Luxury Real Estate News 07/02/10

by Mark Knowles on July 1, 2010

All sorts of interesting news going on at the moment, with the gap between the haves and the have-nots seeming to increase all the time.

More bad news from the banking sector in Europe means that despite massive injections of capital from all the central banks in question, many European banks are still hiding bad debts and on life support according to the Bank of International Settlements. Accordingly, property investment in France – along with most European countries is difficult thanks to lack of available financing and the fact that the banks are in  the process of devaluing real estate across the board.

Still – compared to the disaster unfolding in Spain – which will make the Greek debt situation look like an unpaid bar tab, France is in relatively good shape, excepting the massive – and we do mean massive – exposure BNP Paribais has in the Spanish property market. No one in the banking sector is prepared to admit it just yet, but the 60 billion Euros already dumped into Spain (with nary a mention in the press) has now been transformed in to luxury yachts for the select few senior bank managers – and it is time to see how much needs pumping in this time. It is any body’s guess how much property the banks are sitting on, but another 300 billion seems reasonable. The most exposed seem to be, Santander, BNP Paribas, UniCredit and Deutsche Bank. Oh well – it is only money and I am sure creating another 300 billion Euros out of thin air will not have an effect on the value of my pension plan and unemployment in Spain is only a measly 20% – so nothing to worry about there.
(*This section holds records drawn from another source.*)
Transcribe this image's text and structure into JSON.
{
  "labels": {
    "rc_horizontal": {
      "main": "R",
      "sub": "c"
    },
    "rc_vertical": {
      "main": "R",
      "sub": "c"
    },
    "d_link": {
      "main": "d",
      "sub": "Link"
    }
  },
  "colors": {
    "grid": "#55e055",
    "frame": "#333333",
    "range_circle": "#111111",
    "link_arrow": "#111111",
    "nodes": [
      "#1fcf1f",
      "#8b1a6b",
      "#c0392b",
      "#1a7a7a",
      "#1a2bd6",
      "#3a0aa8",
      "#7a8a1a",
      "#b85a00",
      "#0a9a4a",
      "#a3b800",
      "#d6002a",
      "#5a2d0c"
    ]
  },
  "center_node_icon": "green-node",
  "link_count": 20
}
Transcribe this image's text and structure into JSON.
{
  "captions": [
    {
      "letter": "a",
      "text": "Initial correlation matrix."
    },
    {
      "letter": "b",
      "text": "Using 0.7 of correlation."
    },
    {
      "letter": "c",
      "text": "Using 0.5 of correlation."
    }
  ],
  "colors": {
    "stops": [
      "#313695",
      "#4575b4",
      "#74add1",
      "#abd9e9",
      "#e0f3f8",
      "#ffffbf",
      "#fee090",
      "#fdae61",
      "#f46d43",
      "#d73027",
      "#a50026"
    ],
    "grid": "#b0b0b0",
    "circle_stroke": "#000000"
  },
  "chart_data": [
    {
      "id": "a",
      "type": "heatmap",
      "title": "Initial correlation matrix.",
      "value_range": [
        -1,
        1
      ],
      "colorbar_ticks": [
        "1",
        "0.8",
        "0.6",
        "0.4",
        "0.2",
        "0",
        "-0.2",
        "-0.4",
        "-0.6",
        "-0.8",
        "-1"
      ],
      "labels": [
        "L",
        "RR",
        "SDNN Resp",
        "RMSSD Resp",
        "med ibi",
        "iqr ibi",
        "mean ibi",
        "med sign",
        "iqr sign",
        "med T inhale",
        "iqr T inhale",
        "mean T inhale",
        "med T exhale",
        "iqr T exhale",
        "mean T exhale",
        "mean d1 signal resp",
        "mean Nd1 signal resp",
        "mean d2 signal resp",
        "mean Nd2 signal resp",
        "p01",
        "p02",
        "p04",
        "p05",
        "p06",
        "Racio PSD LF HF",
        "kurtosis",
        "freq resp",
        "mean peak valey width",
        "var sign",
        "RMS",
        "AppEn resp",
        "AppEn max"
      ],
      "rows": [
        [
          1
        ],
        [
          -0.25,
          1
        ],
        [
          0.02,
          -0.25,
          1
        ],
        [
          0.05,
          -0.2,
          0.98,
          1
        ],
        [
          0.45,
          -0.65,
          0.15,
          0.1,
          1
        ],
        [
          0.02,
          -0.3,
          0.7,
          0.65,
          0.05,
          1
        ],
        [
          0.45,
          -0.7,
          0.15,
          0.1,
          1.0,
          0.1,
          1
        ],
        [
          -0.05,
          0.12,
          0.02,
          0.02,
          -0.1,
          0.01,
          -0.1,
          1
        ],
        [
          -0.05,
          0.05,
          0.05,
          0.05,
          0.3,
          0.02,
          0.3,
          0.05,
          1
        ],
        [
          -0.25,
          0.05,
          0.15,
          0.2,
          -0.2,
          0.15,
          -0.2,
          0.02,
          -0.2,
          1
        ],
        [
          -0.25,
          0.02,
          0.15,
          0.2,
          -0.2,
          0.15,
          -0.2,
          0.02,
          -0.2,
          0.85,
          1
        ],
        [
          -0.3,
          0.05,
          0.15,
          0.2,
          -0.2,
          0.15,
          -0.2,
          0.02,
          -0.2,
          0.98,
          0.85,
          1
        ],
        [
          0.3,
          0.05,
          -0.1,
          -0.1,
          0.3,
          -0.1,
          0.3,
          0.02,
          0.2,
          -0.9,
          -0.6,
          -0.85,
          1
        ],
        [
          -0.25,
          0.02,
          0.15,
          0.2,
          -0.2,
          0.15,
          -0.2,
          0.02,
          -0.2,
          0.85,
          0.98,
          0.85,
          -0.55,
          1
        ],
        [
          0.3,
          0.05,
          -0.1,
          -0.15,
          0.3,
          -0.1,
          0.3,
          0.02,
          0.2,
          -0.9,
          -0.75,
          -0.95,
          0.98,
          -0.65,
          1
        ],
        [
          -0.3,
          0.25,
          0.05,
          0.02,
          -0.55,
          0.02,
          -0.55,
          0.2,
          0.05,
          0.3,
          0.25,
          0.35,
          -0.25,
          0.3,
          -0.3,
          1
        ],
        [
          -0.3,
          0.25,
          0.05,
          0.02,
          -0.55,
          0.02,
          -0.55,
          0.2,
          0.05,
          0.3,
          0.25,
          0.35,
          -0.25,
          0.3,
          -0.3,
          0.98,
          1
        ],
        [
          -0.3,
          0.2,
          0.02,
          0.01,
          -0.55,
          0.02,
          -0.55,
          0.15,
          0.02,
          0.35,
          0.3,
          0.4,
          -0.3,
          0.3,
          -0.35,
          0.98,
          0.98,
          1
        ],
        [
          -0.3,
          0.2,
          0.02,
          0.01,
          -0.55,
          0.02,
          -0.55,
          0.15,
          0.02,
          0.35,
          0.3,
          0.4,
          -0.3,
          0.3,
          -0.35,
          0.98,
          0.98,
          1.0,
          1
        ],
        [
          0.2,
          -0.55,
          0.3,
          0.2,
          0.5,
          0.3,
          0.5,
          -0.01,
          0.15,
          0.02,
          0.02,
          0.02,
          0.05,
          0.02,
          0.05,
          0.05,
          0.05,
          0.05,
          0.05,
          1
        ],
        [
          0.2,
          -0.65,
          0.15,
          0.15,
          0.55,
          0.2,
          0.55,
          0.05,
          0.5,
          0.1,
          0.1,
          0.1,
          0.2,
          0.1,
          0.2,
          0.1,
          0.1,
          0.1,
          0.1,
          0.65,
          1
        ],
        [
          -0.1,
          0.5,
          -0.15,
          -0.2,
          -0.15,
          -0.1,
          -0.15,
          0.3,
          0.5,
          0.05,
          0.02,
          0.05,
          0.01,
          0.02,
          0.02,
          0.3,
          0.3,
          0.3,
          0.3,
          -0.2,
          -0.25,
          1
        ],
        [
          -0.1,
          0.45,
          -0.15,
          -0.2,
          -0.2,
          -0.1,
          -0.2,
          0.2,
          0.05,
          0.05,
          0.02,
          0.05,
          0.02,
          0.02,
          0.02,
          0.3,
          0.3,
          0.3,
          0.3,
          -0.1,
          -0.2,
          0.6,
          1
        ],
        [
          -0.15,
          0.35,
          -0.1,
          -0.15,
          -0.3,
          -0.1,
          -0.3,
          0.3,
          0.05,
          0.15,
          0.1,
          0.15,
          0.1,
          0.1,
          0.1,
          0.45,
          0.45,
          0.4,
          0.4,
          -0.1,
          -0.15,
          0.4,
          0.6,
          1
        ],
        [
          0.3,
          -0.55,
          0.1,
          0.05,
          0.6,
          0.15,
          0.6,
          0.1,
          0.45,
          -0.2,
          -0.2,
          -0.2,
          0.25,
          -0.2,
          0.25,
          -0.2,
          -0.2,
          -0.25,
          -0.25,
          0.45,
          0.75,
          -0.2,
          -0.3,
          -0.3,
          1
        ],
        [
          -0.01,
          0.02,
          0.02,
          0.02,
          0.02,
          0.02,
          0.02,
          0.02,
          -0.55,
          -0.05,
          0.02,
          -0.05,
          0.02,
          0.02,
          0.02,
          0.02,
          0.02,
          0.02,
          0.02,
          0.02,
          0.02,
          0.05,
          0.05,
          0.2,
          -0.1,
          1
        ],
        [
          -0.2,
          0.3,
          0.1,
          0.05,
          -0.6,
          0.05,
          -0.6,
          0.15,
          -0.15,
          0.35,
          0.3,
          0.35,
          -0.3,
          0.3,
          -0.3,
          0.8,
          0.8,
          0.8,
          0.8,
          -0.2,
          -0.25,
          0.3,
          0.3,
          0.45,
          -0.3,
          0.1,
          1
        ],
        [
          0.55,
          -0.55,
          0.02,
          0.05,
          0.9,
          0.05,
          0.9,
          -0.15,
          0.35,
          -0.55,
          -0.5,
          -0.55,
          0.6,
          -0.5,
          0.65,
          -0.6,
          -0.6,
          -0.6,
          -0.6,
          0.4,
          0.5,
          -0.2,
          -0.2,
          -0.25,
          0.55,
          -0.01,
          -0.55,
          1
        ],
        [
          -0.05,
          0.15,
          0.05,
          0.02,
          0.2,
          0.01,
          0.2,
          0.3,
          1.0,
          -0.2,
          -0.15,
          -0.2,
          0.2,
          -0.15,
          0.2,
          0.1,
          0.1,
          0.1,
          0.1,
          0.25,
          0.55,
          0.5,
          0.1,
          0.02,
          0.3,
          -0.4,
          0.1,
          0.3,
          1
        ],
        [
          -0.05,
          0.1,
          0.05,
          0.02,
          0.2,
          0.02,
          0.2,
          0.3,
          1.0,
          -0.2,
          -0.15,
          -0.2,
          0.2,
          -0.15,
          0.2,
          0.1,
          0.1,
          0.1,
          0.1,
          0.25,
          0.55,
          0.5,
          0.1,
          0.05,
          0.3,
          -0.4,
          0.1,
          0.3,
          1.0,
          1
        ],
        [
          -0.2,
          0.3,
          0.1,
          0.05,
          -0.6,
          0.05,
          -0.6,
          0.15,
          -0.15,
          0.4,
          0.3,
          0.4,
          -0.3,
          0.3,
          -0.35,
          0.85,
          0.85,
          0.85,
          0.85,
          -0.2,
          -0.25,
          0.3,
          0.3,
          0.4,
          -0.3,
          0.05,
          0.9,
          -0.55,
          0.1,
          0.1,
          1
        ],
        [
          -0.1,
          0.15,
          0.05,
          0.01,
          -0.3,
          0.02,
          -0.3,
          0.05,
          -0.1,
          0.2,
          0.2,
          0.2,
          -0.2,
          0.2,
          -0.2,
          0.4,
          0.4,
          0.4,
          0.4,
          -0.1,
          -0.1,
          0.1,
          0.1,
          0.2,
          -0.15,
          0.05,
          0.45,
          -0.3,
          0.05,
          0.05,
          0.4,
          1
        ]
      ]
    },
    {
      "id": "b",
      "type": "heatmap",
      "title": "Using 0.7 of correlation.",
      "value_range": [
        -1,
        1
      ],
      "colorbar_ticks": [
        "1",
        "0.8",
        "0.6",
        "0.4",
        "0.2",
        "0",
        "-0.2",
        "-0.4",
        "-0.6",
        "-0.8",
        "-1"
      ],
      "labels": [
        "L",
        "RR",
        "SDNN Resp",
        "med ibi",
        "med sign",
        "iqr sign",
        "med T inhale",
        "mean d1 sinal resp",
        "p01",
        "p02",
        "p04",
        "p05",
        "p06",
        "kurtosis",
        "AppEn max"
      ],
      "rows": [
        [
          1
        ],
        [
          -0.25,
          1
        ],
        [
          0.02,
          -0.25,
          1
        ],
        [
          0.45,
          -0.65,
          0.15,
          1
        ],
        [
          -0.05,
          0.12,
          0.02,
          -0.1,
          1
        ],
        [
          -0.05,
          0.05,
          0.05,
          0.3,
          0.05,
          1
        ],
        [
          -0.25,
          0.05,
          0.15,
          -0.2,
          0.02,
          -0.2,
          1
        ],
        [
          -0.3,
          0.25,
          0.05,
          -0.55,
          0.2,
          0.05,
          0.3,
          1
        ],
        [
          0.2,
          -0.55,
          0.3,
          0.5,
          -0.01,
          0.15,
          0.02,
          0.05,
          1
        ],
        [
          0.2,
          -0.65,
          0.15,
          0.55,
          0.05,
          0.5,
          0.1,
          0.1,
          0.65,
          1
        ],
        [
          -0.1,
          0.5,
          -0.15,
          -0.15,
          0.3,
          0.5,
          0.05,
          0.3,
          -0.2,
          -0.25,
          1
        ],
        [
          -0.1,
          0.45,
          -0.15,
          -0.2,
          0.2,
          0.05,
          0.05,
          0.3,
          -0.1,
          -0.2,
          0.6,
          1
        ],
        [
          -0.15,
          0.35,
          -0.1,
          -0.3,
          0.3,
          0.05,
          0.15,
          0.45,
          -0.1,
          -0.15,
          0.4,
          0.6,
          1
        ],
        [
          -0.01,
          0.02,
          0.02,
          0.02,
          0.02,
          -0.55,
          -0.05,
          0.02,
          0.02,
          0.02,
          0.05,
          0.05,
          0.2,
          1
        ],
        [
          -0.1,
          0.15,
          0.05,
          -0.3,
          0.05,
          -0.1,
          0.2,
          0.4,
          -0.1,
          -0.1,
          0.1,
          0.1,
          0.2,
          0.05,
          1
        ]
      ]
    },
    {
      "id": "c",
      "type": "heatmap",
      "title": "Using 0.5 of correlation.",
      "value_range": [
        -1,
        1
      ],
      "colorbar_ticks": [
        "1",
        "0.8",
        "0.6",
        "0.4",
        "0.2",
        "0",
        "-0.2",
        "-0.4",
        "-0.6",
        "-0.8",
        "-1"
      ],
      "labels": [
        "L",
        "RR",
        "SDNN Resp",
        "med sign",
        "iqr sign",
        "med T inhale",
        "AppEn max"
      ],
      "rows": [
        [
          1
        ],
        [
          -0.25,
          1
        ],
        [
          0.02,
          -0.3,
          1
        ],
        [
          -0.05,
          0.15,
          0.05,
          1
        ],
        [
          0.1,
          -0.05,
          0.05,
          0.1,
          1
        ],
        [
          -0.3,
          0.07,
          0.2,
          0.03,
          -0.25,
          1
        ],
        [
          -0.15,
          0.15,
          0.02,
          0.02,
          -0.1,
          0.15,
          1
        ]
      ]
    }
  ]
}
Bloomberg Business Week thinks “London Luxury-Home Prices Driven Higher by Overseas Purchasers“, which is sort of true but a massive misrepresentation because sales volumes are a dismal levels – almost record lows. Still – that doesn’t stop Bloomberg from claiming that “Luxury-home prices in central London are increasing in value twice as fast as the U.K. market as a whole” – which is funny seeing as average prices decreased last month. Still – why let the facts get in the way of a good bubble mongering headline? Who says journalism needs to be accurate in any case? Bloomberg bubble mongering.

Walt Disney is moving into the luxury real estate business now and are apparently building a collection of luxury homes ranging in price from $1.5 million to as much as $8 million. “The homes will be in Orlando, within the 40 square miles of Disney’s thriving theme parks. The developments will be fashioned as resort communities with special ties to Disney World parks — private VIP tours of the parks, plus holiday home decorating, grocery delivery from an on-call concierge service, a fitness facility and spa”, according to housingwatch.

The community will be called the “Golden Oak Residential Resort Community,” and will be situated between Epcot and Disney World. I shudder to think, but will be interested to see how this one unfolds.